Section 8.04 Certain Limitations. The party making a claim under this Article VIII is referred to as the “Indemnified Party”, and the party against whom such claims are asserted under this Article VIII is referred to as the “Indemnifying Party”. The indemnification provided for in Sections 8.01 and 8.02 shall be subject to the following limitations:
(a) The Indemnifying Party shall not be liable to the Indemnified Party for indemnification under Section 8.01(a) or Section 8.02(a), as applicable, until the aggregate amount of all Losses in respect of indemnification exceeds $10,000 (the “Deductible”), in which event the Indemnifying Party shall only be required to pay or be liable for Losses in excess of the Deductible.

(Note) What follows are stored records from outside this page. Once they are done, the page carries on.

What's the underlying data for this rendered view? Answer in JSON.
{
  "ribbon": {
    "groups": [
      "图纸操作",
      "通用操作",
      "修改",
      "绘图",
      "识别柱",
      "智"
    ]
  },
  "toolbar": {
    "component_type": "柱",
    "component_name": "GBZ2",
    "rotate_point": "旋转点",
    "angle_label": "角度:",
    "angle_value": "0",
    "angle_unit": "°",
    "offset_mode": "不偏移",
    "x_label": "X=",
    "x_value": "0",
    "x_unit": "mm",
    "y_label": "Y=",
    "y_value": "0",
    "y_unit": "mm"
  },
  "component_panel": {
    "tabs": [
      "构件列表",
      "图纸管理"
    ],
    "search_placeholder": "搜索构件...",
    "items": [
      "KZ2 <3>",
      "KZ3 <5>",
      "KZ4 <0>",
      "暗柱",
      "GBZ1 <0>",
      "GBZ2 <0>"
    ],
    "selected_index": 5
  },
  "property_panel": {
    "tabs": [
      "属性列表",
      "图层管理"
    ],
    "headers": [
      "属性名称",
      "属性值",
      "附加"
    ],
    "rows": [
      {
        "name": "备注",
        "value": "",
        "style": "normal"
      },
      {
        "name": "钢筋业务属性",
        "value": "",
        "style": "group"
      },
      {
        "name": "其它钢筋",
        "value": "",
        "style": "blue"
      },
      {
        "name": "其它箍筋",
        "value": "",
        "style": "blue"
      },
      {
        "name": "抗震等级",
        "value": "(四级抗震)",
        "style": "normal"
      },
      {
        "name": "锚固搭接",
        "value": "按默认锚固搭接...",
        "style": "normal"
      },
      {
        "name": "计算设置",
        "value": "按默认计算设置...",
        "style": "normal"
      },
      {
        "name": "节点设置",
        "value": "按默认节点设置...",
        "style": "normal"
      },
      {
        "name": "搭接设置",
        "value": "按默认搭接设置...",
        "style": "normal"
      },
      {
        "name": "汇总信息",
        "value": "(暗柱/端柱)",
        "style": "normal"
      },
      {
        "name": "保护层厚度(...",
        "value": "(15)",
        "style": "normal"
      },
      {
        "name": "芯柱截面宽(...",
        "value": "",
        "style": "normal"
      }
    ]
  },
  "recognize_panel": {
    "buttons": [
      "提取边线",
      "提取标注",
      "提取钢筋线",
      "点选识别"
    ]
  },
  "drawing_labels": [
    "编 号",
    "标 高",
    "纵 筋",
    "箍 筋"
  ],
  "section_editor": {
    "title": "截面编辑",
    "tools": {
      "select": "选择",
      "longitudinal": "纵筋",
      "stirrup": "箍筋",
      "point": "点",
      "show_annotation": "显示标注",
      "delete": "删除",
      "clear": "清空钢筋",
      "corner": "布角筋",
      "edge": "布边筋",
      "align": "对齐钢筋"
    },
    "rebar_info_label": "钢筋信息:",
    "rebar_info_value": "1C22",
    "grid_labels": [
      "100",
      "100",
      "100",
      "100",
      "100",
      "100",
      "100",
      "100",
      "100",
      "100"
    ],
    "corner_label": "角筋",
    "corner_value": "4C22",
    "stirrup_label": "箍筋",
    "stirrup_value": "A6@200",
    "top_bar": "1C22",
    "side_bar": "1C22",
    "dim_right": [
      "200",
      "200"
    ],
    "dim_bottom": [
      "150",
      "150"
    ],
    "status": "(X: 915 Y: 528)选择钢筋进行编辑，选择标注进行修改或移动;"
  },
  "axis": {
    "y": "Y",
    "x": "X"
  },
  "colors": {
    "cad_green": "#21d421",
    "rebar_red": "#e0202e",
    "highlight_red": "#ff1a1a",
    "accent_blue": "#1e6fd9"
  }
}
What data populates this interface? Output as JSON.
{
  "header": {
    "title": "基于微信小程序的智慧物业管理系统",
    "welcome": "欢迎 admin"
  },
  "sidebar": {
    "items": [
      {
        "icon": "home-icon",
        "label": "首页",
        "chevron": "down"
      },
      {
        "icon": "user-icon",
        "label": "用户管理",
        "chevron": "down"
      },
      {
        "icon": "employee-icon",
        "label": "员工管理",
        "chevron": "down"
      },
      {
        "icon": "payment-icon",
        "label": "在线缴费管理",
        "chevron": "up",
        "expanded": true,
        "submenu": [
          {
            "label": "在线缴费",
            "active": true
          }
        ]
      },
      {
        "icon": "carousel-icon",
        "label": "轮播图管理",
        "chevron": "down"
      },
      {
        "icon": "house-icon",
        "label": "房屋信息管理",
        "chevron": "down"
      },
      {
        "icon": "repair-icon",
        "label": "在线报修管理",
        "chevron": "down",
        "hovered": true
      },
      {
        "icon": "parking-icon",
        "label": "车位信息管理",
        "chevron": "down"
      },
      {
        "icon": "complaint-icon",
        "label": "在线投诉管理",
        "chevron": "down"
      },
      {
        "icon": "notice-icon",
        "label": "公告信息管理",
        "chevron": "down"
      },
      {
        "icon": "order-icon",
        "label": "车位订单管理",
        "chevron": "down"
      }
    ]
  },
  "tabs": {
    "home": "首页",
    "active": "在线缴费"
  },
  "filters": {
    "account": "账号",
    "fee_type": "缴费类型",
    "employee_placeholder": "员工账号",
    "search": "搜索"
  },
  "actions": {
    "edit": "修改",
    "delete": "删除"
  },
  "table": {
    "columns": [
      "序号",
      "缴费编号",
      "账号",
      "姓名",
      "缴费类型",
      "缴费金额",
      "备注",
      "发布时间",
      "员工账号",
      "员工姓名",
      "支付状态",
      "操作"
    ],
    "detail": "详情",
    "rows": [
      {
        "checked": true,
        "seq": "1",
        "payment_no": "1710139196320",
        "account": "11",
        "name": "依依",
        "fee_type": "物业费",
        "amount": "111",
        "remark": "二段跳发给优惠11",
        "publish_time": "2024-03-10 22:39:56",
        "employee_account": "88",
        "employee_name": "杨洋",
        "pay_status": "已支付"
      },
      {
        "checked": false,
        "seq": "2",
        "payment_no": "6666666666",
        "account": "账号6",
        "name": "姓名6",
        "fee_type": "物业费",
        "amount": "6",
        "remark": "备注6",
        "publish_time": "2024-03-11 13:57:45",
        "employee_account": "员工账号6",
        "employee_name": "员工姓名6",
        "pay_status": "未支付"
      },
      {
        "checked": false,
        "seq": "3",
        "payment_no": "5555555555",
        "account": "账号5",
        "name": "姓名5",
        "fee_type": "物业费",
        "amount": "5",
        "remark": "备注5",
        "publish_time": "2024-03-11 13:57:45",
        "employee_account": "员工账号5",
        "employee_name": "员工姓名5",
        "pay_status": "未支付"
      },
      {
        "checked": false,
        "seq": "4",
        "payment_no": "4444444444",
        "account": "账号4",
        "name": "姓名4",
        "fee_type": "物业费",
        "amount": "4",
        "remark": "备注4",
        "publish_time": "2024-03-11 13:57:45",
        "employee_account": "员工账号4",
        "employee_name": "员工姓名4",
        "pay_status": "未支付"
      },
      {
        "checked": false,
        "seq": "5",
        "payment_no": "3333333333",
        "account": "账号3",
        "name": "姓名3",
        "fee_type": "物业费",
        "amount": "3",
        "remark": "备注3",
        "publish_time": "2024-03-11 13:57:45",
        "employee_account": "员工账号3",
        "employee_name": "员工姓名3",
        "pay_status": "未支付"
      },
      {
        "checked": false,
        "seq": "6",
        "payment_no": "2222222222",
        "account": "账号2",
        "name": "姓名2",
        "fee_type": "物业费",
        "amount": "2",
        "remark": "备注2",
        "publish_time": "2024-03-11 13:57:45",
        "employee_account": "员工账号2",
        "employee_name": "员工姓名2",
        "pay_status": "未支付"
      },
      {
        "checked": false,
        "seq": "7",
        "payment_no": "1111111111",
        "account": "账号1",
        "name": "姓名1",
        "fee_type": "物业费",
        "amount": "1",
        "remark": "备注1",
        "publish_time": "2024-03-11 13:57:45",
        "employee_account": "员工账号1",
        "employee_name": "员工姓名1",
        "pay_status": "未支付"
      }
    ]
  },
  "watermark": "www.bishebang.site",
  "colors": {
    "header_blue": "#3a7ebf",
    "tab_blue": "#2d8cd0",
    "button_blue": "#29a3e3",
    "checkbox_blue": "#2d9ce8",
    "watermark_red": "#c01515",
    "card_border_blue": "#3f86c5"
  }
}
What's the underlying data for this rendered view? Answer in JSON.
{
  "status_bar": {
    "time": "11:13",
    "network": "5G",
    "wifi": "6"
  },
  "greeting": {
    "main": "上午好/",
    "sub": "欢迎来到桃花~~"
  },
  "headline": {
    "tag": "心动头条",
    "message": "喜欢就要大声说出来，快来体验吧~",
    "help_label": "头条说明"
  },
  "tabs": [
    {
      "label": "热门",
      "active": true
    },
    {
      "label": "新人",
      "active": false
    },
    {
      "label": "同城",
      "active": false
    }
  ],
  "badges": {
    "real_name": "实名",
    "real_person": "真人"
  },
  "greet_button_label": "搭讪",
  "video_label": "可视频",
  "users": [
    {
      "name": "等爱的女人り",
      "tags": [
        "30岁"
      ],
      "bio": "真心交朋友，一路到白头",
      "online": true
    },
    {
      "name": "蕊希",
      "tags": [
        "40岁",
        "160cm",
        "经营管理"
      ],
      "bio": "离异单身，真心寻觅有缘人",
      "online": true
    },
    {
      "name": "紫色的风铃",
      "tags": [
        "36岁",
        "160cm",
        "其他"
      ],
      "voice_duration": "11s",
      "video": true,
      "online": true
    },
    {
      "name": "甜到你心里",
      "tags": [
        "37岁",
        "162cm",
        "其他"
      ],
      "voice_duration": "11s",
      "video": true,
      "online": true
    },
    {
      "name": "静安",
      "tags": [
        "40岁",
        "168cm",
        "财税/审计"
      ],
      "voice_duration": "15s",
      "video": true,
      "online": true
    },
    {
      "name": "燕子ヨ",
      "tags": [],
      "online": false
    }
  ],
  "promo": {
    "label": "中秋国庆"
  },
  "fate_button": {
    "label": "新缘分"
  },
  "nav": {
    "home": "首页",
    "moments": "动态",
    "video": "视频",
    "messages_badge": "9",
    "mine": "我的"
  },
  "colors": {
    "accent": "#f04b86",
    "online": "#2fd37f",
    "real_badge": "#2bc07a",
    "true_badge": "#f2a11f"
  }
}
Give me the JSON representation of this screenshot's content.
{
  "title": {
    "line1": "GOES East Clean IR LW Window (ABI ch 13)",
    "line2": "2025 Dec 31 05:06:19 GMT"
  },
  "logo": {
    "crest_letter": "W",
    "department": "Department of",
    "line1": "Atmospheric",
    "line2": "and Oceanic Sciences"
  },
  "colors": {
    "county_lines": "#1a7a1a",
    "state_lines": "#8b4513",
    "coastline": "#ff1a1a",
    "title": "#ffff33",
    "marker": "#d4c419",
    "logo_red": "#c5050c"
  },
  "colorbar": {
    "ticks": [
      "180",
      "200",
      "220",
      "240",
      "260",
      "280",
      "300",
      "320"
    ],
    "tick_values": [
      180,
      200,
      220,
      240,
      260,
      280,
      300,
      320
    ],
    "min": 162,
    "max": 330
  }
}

(b) The aggregate amount of all Losses for which an Indemnifying Party shall be liable pursuant to Section 8.01(a) or Section 8.02(a), as applicable, shall not exceed $345,000, other than for Losses arising from the fraud of an Indemnifying Party.
(c) Payments by an Indemnifying Party pursuant to Section 8.01(a) or Section 8.02(a), as applicable in respect of any Loss shall be limited to the amount of any liability or damage that remains after deducting therefrom any insurance proceeds and any indemnity, contribution or other similar payment received or reasonably expected to be received by the Indemnified Party in respect of any such claim. The Indemnified Party shall use its commercially reasonable efforts to recover under insurance policies or indemnity, contribution, or other similar agreements for any Losses prior to seeking indemnification under this Agreement.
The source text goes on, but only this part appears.